L’acqua invade strade e scantinati Liquami in casa in via Don Bosco

Il collettore continua a cedere come ormai da anni, i residenti chiedono sopralluoghi e interventi rapidi A Bagnaturo chiuso l’ingresso al centro abitato, alle Marane esplosa una fogna vicino a un’abitazione
SULMONA. Due giorni ininterrotti di pioggia mandano in affanno l’intero comprensorio peligno, costringendo i vigili del fuoco di Sulmona a chiedere i rinforzi per far fronte a tutte le emergenze. Strade allagate, collettori fognari otturati, scantinati sommersi dall’acqua e liquami che arrivano fino in casa e traffico in tilt in parecchie zone della città.
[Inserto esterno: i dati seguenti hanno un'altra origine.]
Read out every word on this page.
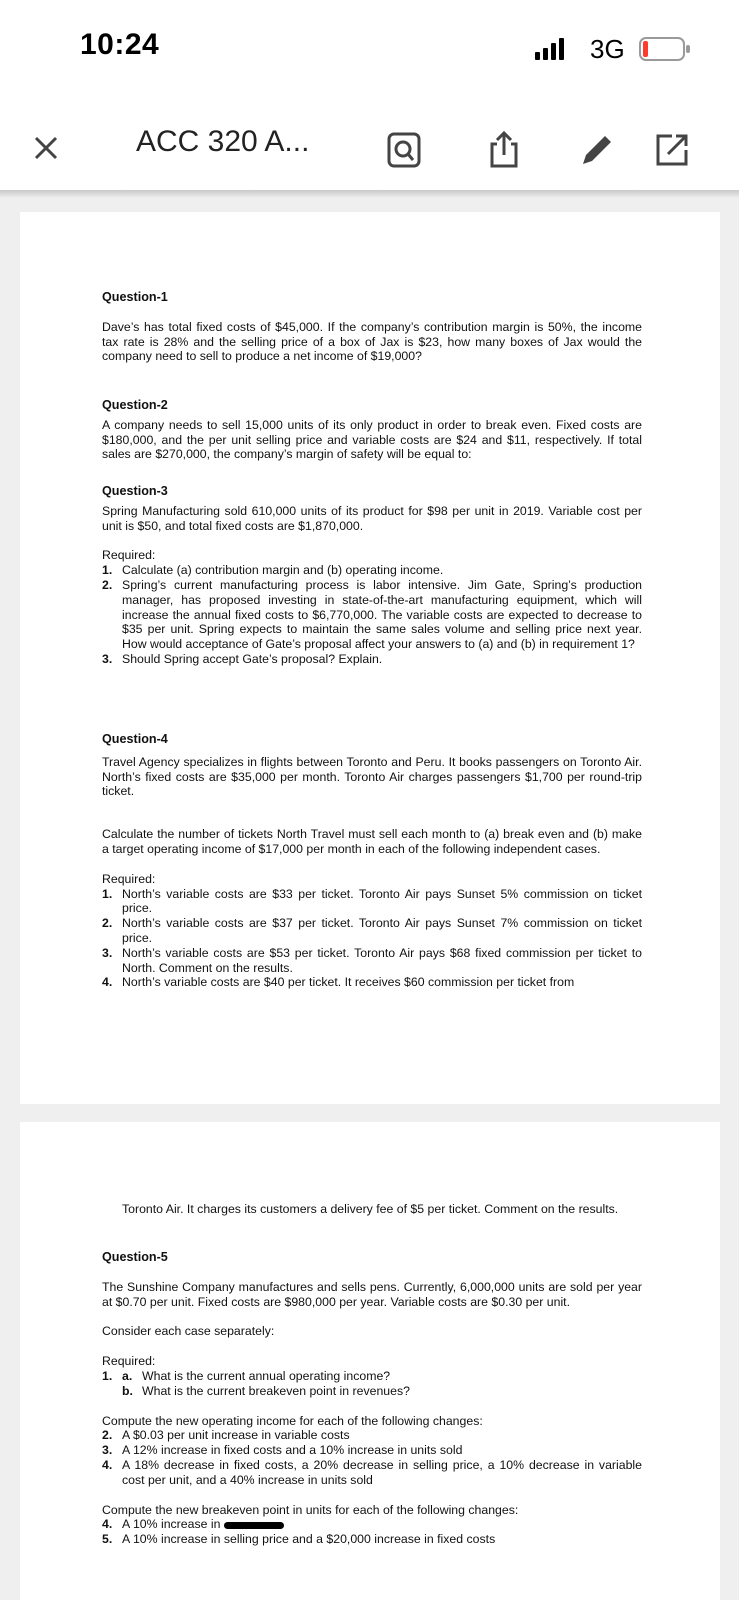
10:24	3G
ACC 320 A...
Question-1

Dave’s has total fixed costs of $45,000. If the company’s contribution margin is 50%, the income tax rate is 28% and the selling price of a box of Jax is $23, how many boxes of Jax would the company need to sell to produce a net income of $19,000?

Question-2

A company needs to sell 15,000 units of its only product in order to break even. Fixed costs are $180,000, and the per unit selling price and variable costs are $24 and $11, respectively. If total sales are $270,000, the company’s margin of safety will be equal to:

Question-3

Spring Manufacturing sold 610,000 units of its product for $98 per unit in 2019. Variable cost per unit is $50, and total fixed costs are $1,870,000.

Required:

1. Calculate (a) contribution margin and (b) operating income.
2. Spring’s current manufacturing process is labor intensive. Jim Gate, Spring’s production manager, has proposed investing in state-of-the-art manufacturing equipment, which will increase the annual fixed costs to $6,770,000. The variable costs are expected to decrease to $35 per unit. Spring expects to maintain the same sales volume and selling price next year. How would acceptance of Gate’s proposal affect your answers to (a) and (b) in requirement 1?
3. Should Spring accept Gate’s proposal? Explain.
Question-4

Travel Agency specializes in flights between Toronto and Peru. It books passengers on Toronto Air. North’s fixed costs are $35,000 per month. Toronto Air charges passengers $1,700 per round-trip ticket.

Calculate the number of tickets North Travel must sell each month to (a) break even and (b) make a target operating income of $17,000 per month in each of the following independent cases.

Required:

1. North’s variable costs are $33 per ticket. Toronto Air pays Sunset 5% commission on ticket price.
2. North’s variable costs are $37 per ticket. Toronto Air pays Sunset 7% commission on ticket price.
3. North’s variable costs are $53 per ticket. Toronto Air pays $68 fixed commission per ticket to North. Comment on the results.
4. North’s variable costs are $40 per ticket. It receives $60 commission per ticket from

Toronto Air. It charges its customers a delivery fee of $5 per ticket. Comment on the results.

Question-5

The Sunshine Company manufactures and sells pens. Currently, 6,000,000 units are sold per year at $0.70 per unit. Fixed costs are $980,000 per year. Variable costs are $0.30 per unit.

Consider each case separately:

Required:

1. a. What is the current annual operating income?
b. What is the current breakeven point in revenues?

Compute the new operating income for each of the following changes:

2. A $0.03 per unit increase in variable costs
3. A 12% increase in fixed costs and a 10% increase in units sold
4. A 18% decrease in fixed costs, a 20% decrease in selling price, a 10% decrease in variable cost per unit, and a 40% increase in units sold

Compute the new breakeven point in units for each of the following changes:

4. A 10% increase in
5. A 10% increase in selling price and a $20,000 increase in fixed costs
Ancora una volta la situazione più difficile si è presentata nello scalo ferroviario di Sulmona, con il piazzale antistante la stazione che è rimasto letteralmente sommerso dall’acqua, con gravi problemi per automobilisti, operatori commerciali e utenti. Nella frazione di Bagnaturo è stato chiuso l’ingresso al centro abitato, sempre per il solito allagamento, mentre alle Marane è esplosa una fogna nei pressi di un’abitazione. Disagi anche nelle case sparse della frazione di Santa Lucia, sempre nella zona delle Marane, anche in questo caso sono dovuti intervenire i vigili del fuoco per liberare le fogne che si sono otturate per la troppa acqua che si è riversata nelle tubature.
Vibranti sono state le proteste nel quartiere di via Don Bosco per i liquami in casa. Un problema che va avanti ormai da 12 anni e che si ripete ad ogni acquazzone con i residenti costretti ad azionare pompe aspiratrici e ad armarsi di strofinacci per ripulire le proprie abitazioni, i fondaci e le cantine. «Abbiamo di nuovo le nostre case allagate con i liquami sparsi dovunque, una situazione di incredibile e vergognosa indecenza», protesta Fidio Bianchi, portavoce del Comitato di cittadini che da anni sta conducendo la battaglia per la sistemazione del collettore fognario tra via Don Bosco e via del Cavallaro. «Chiediamo all’assessore ai Lavori pubblici un sopralluogo immediato per rendersi conto di persona della situazione e porvi riparo in tempi rapidi», aggiunge. I residenti minacciano proteste anche clamorose, se non ci saranno interventi celeri ed efficaci anche perché il maltempo è previsto fino a domani. «Lunedì (oggi, ndr) mattina saremo a Palazzo San Francesco: non è accettabile che a ogni pioggia abbondante dobbiamo essere costretti a subire disagi, fatto che accade da decenni ma sempre nell’indifferenza generale, cominciando dal silenzio e dall’inerzia delle istituzioni, che dovrebbero trovare soluzioni e non restare invece mute e a braccia conserte».
Disagi anche in pieno centro storico, con allagamenti nei pressi delle caditoie di piazza Carlo Tresca e via Matteotti. Problemi anche a Pratola Peligna per la formazione di un piccolo invaso di acqua nelle vicinanze della rotatoria nei pressi del Comune. A Prezza un canale irriguo è straripato creando problemi alla circolazione veicolare. Paura a Raiano per le fiamme divampate su una tubazione Enel probabilmente a causa di un fulmine, con i residenti che, preoccupati dalla situazione di potenziale pericolo, sono scesi in strada.